Ma cosa potrebbe rendere questa squadra così fragile emotivamente? All’inizio del campionato si parlava di paura di vincere, degli strascichi della scorsa stagione o della famosa pressione legata all’ambiente barese. Teorie che non si basano su fondamenta solide, visto che parliamo di un gruppo di calciatori esperti che conoscono benissimo la categoria.
Gli ingredienti per vincere nel calcio (e soprattutto in Serie B) e costruire un gruppo vincente, motivato e concentrato sono essenzialmente tre:
1) Creare organici di qualità che rappresentino un giusto mix tra giovani ed esperti.
2) Avere un gruppo motivato e che abbia “fame” di imporsi ed emergere.
3) Giocare in un club ambizioso, con obiettivi chiari e ben definiti.
Ebbene, se contestualizziamo questi tre punti alla S.S.C. Bari, possiamo affermare senza timore di smentita che molte di queste condizioni mancano.
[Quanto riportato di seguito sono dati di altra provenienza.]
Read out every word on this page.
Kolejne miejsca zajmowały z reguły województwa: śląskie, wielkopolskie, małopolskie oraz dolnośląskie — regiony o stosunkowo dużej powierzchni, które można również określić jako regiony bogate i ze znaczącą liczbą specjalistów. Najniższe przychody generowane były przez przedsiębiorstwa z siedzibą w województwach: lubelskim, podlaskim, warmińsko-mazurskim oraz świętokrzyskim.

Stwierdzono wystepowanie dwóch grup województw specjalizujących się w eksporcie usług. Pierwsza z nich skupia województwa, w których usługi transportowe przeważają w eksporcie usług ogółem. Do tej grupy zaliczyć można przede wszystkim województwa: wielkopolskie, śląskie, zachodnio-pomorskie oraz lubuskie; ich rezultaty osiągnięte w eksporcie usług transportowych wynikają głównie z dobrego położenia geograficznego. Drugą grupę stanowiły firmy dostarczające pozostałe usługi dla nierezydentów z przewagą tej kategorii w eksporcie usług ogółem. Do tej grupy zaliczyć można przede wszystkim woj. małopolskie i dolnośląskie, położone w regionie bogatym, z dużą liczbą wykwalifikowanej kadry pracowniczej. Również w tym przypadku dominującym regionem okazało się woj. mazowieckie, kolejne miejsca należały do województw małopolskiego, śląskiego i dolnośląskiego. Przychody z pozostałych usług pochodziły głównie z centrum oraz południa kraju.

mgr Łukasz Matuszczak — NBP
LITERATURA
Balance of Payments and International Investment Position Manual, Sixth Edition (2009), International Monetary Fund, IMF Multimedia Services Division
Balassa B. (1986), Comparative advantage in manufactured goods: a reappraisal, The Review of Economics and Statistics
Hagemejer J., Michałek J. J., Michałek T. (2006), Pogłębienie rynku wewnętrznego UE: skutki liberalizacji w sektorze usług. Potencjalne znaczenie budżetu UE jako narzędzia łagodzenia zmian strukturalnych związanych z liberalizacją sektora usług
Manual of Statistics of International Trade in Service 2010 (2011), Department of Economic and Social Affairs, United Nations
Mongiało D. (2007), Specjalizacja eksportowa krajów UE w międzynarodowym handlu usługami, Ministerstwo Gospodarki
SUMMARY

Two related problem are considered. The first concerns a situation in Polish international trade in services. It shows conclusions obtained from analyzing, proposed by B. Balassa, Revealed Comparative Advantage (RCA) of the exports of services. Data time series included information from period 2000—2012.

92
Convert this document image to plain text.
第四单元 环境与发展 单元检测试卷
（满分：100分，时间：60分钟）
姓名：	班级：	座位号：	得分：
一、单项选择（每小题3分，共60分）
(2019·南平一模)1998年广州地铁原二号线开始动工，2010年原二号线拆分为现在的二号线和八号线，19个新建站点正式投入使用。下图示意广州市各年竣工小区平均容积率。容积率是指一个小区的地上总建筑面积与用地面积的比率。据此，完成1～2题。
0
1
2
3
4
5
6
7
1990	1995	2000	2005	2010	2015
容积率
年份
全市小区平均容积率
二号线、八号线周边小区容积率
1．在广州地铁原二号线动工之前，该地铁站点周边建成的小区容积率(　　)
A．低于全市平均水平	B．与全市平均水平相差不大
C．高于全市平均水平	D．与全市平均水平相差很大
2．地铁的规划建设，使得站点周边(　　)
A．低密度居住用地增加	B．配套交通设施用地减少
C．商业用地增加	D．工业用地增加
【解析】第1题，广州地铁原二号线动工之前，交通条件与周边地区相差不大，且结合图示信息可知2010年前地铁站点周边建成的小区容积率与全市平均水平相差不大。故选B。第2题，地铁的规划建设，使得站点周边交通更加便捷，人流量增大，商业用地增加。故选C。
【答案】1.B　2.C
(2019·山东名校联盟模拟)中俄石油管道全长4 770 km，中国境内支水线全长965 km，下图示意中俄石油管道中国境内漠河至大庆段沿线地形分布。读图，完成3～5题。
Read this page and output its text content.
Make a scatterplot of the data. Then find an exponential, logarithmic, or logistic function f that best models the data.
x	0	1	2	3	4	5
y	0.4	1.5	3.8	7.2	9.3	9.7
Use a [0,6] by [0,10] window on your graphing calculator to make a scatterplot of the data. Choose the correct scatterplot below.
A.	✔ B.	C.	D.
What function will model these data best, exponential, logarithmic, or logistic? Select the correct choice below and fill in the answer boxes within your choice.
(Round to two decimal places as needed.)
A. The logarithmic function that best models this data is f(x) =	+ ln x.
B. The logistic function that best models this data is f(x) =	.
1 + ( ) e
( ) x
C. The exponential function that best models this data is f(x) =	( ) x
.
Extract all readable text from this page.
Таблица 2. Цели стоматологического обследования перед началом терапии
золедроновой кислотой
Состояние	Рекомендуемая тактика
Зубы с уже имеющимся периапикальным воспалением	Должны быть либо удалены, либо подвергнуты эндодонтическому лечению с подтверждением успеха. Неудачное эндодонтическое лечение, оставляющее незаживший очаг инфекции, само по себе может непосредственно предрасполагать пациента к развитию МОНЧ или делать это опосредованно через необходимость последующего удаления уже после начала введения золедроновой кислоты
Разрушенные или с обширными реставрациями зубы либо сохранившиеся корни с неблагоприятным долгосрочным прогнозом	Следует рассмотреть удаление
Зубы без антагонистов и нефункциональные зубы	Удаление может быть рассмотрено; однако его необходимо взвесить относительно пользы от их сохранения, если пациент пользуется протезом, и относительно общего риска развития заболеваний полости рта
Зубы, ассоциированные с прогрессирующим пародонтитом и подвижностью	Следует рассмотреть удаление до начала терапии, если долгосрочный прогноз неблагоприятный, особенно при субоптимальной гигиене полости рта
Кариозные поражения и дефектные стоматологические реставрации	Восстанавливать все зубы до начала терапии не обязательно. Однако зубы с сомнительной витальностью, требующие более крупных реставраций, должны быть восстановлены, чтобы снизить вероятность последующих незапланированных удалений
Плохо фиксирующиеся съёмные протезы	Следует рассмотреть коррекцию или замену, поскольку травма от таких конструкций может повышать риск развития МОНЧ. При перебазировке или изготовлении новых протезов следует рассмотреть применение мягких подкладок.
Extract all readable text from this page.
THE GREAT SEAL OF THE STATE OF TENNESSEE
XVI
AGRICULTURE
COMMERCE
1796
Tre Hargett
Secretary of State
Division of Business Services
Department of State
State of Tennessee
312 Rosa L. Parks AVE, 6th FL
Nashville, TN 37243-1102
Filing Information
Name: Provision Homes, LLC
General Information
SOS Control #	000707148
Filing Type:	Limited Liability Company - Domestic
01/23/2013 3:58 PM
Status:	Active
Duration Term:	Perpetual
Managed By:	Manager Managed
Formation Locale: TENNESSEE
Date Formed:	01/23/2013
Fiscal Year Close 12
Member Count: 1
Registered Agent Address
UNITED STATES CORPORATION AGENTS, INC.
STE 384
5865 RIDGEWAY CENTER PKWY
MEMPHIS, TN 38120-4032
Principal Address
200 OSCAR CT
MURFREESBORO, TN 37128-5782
Eccezion fatta per l’equilibrio tra giovani ed esperti, il Bari della stagione 2024/25 è stato costruito con molte scommesse e, soprattutto, con calciatori giunti in prestito, consapevoli che tra qualche mese dovranno tornare ai loro club di appartenenza. Atleti che militano in una società che vive alla giornata, in autogestione e con la spada di Damocle della multiproprietà sopra la testa, dove le parole “ambizione” e “programmazione” sembrano quasi blasfeme.
Sia chiaro: tutto questo non può e non deve rappresentare un alibi per dei calciatori professionisti, che sono chiamati a dare il massimo in ogni partita. Ma parliamo pur sempre di essere umani e non di robot: se mancano fame, ambizione e obiettivi societari chiari, come si può pensare che questa squadra possa fare meglio del sesto posto attuale?